Environmental groups yesterday protested in front of the Health Promotion Administration’s (HPA) building in Taipei, questioning the objectivity of health examinations conducted on 61 students of Ciaotou Elementary School’s Syucuo (許厝) branch, who were transferred to the main campus last semester to prevent exposure to pollutants.
The Syucuo students were transferred to the main branch last year due to the result of a three-year-study conducted by the National Health Research Institutes (NHRI) that found elevated levels of thiodiglycolic acid (TdGA) in their urine.
As high TdGA levels are an indicator of exposure to the carcinogen vinyl chloride monomer, environmental groups and parents suspect pollutants from Formosa Petrochemical Corp’s naphtha cracker in Yunlin County’s Mailiao Township (麥寮) — located only 900m from the Syucuo campus — to be the cause of the elevated levels.

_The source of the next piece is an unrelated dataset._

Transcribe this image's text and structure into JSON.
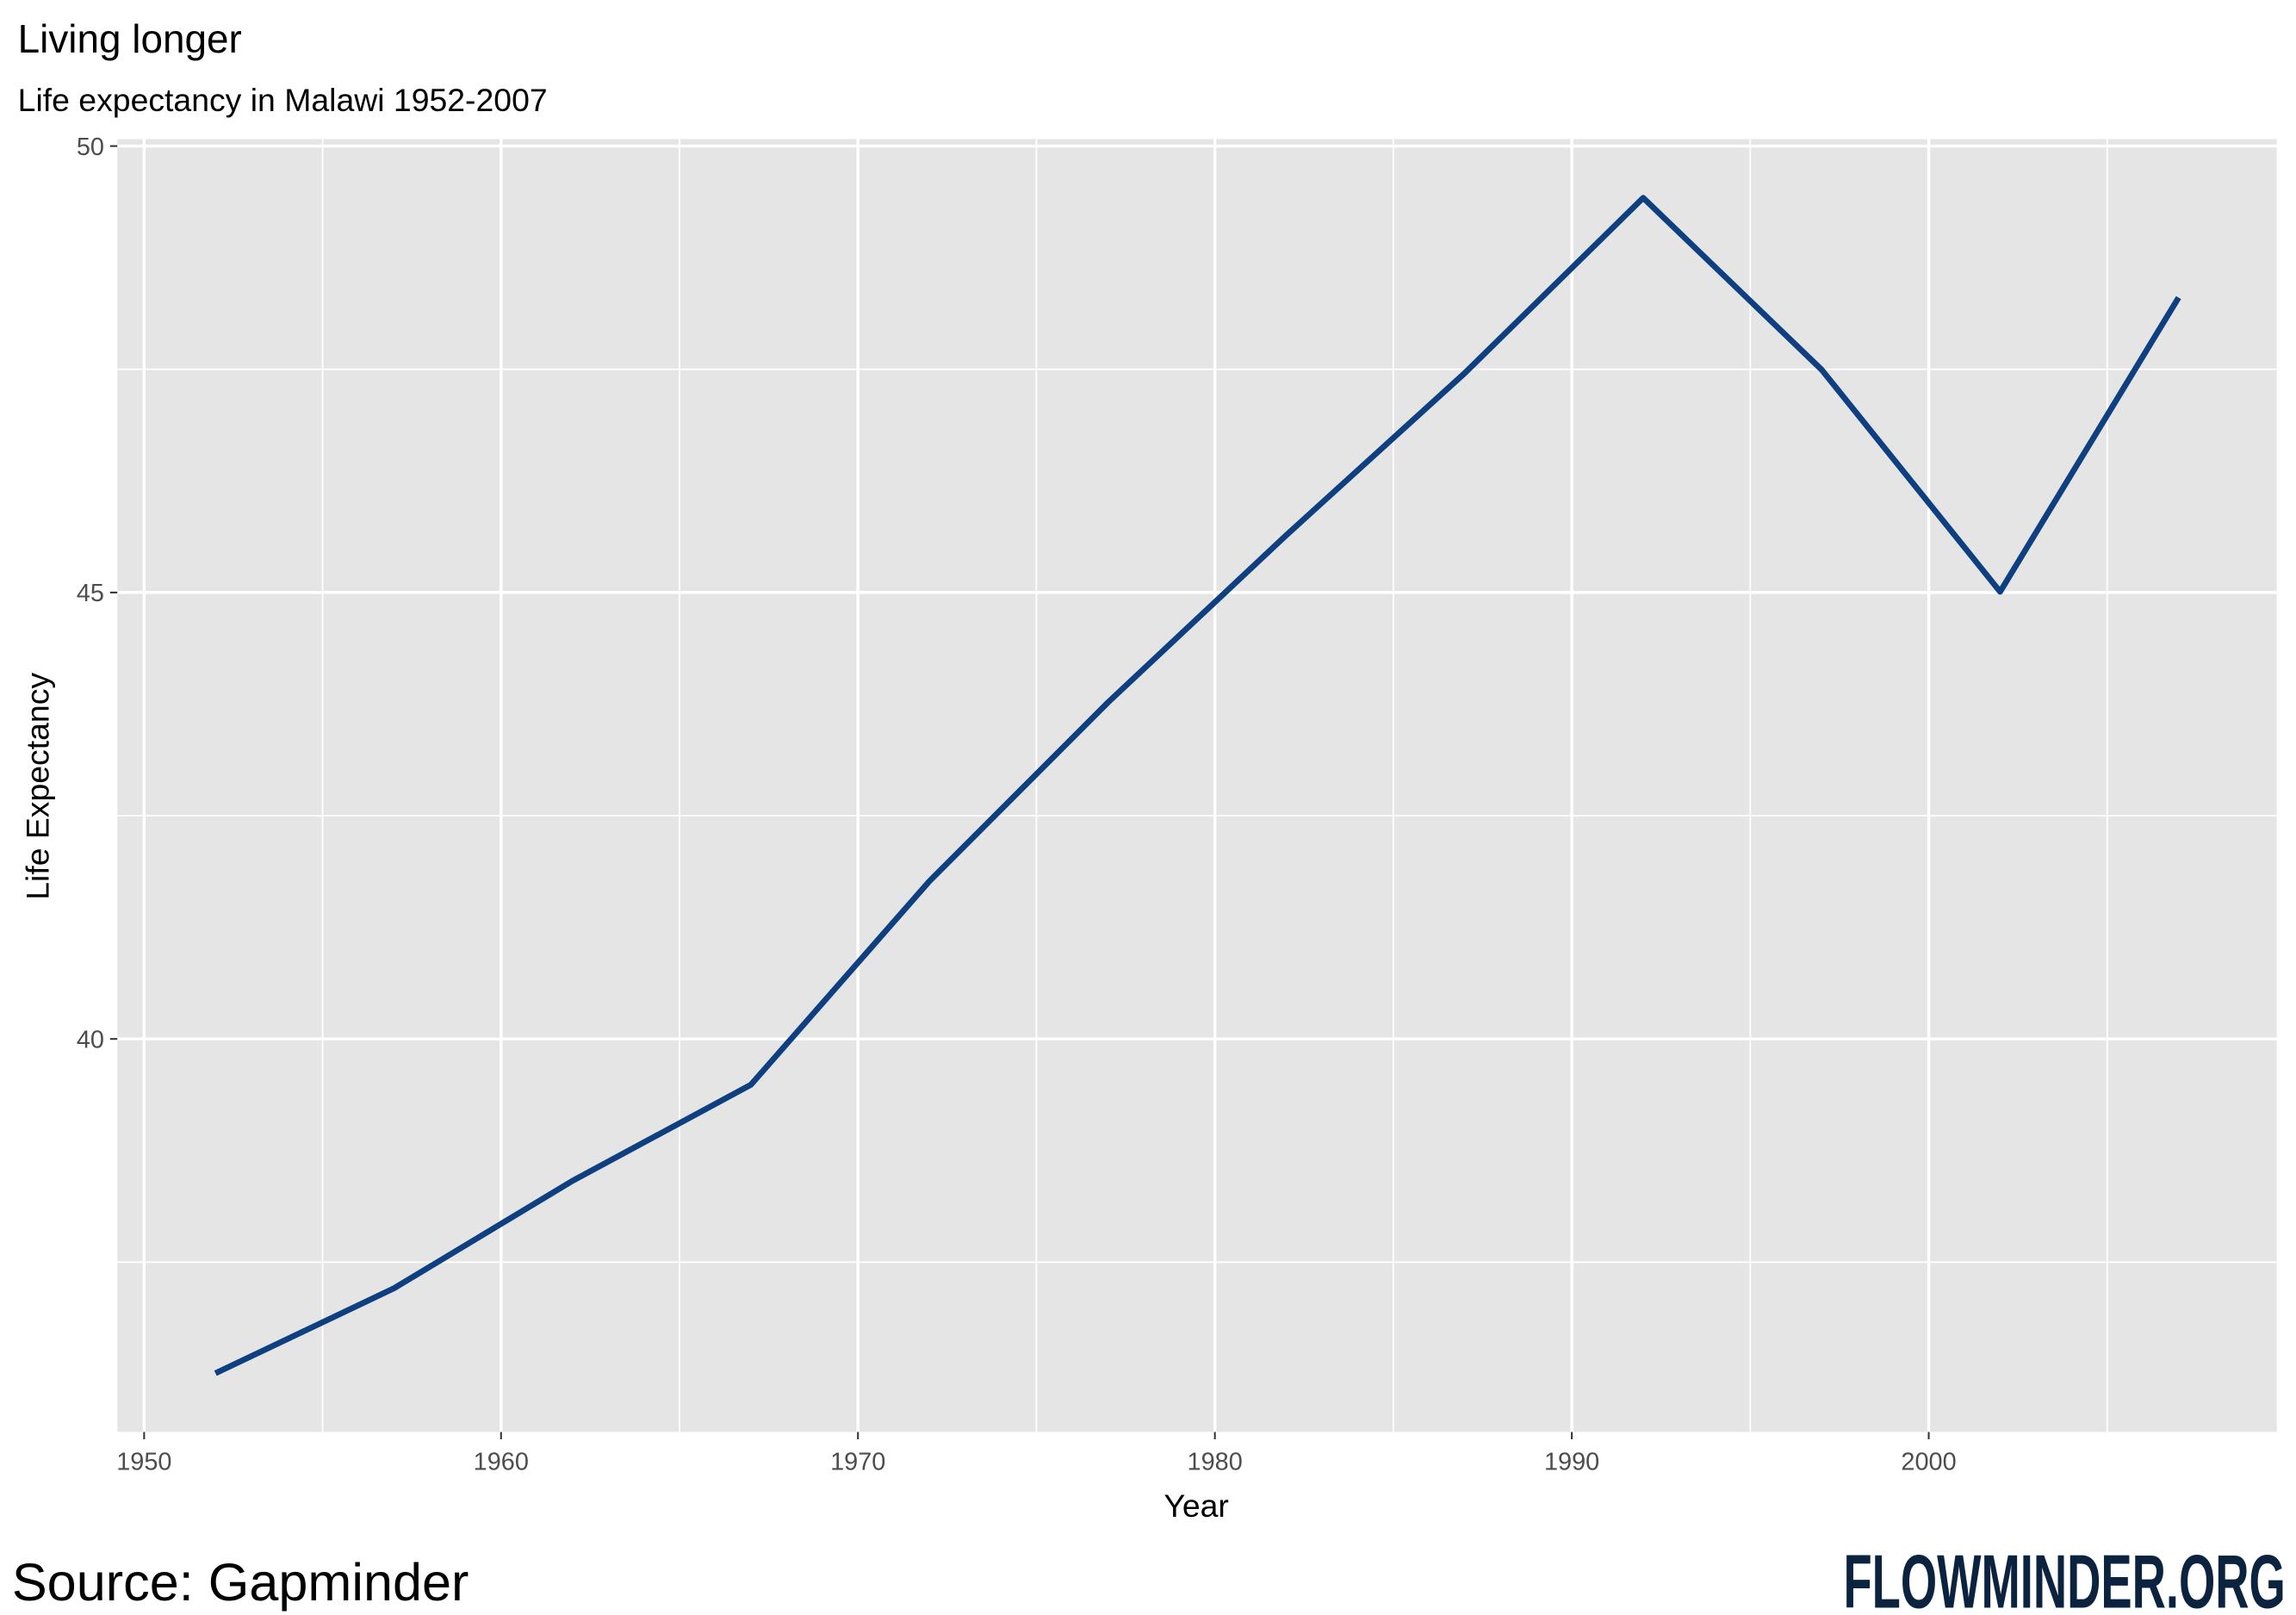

However, after the Syucuo students had studied for a semester on the main campus — 5.5km from the cracker — examinations commissioned by the HPA and led by National Cheng Kung University professor Lee Ching-chang (李俊璋) found that the students’ urine contained even higher TdGA levels than previously.
After Lee’s research team suggested that the increased urinary TdGA levels might have been caused by increased consumption of eggs, a specialist meeting was held at the HPA yesterday morning to discuss the examination results.
Holding a banner reading “protect children’s health, reject wrongful study,” more than a dozen representatives from the groups protested against Lee’s test, and urged the HPA not to transfer the students back to the Syucuo campus.
Lee has conducted several studies commissioned by Formosa Petrochemical Corp, so the impartiality of the urine examinations is questionable, Taiwan Healthy Air Action Alliance director Yang Joe-ming (楊澤民) said, adding that Lee’s examination methods were over-simple and did not take environmental variables into consideration.
“The findings do not invalidate the results of the NHRI’s long-term study … he could not explain why the students’ urinary TdGA levels were even higher in some students,” Yunlin County Environmental Protection Union chairman Chang Tsu-chien (張子見) said. “The naphtha cracker is still a factor affecting their levels, and the risk to their health still exists.”
After the meeting, HPA Director Wang Ying-wei (王英偉) said that specialists have differing opinions on whether the students’ increased TdGA levels were caused by eggs, but added that he made it clear at the beginning of the meeting that the HPA would not make a reccomendation on whether the students should be transferred.
He said urinary TdGA levels can also be affected by having hepatitis B, vitamin consumption, breathing in secondhand cigarette smoke and other factors.
The decision to transfer the students was taken by the Cabinet last semester, so the local government plans to discuss the central government further, Yunlin County Commissioner Lee Chin-yung (李進勇) told reporters.